You may be able to take the renters deduction if:
Your "principal place of residence" is the place where you have your true, fixed, permanent home and where you intend to return after being absent.
- you paid rent on your principal place of residence, and
- the place you rented was subject to Indiana property tax.
- If you rented a manufactured home or paid rent for your manufactured home lot, you may claim the renters deduction if the above requirements are met.
- Rent paid for summer homes or vacation homes is not deductible.
You cannot claim the renters deduction if the rental property was exempt from Indiana property tax. Examples of this type of property are:
- government owned housing;
- property owned by a nonprofit organization;
- student housing;
- property owned by a cooperative association; and
- property located outside of Indiana.
How do I report my deduction?
First, complete the information area by entering:
If you moved during the year or had more than one landlord, you must list the same information for each place that you rented. Attach additional pages if necessary.
The address where rented if it's different from the address on the front of the return (write SAME if it is not different);
The landlord's name and address;
The total amount of rent paid; and
The number of months you lived there.
How much rent can I take off?
You can deduct up to $2,500 or the amount of rent paid, whichever is less.

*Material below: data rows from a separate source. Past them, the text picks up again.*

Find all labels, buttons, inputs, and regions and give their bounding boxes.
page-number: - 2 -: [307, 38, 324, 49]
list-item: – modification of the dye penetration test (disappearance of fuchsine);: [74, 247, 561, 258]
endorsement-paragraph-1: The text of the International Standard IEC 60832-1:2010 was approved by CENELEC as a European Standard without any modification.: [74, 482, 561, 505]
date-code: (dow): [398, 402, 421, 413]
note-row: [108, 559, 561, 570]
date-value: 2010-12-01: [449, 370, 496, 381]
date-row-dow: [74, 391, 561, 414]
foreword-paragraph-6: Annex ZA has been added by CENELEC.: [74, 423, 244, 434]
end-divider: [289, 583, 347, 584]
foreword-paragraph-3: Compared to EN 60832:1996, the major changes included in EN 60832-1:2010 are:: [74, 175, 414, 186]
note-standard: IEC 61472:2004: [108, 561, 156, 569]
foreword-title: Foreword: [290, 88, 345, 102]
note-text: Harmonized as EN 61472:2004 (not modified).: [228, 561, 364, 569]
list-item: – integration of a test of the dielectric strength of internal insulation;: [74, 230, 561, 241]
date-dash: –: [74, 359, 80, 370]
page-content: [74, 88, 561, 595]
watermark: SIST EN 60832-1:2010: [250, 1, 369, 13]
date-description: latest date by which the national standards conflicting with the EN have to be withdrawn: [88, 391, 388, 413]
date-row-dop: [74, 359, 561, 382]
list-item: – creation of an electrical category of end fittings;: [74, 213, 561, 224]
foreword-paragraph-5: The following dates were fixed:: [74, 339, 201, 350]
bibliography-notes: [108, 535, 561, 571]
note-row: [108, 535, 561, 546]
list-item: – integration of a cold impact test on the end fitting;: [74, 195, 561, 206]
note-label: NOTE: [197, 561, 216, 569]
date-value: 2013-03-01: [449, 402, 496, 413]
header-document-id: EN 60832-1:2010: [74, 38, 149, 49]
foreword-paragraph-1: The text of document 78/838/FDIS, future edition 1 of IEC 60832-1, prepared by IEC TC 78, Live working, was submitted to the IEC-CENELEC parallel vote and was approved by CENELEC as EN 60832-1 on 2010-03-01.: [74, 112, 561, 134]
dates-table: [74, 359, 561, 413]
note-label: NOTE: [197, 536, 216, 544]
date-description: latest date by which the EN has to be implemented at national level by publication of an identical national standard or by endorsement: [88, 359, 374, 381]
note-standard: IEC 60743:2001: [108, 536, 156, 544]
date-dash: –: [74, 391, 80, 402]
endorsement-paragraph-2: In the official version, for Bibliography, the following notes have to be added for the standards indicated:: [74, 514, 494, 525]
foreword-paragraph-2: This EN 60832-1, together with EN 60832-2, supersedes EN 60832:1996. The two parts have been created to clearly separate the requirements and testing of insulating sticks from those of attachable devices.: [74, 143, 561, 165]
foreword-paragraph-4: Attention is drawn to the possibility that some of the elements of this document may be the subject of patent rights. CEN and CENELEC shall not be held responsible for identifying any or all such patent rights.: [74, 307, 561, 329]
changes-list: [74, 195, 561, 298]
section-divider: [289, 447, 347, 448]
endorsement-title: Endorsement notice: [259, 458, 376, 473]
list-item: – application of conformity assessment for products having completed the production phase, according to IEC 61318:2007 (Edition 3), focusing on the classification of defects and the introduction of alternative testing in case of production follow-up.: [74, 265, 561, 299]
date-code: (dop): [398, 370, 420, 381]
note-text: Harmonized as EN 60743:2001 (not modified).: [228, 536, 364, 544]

Example: Emily paid $4,800 in rent on her principal residence. She will claim a $2,500 renter's deduction.
Example: Bill paid $400 in rent at his first apartment, moved to another location and paid $2,300 for the remainder of the year. His deduction will be limited to $2,500 even though he paid $2,700 altogether.
Important: You must maintain copies of your rental receipts, landlord identifying information, and lease agreements as the Department can require you to provide this information.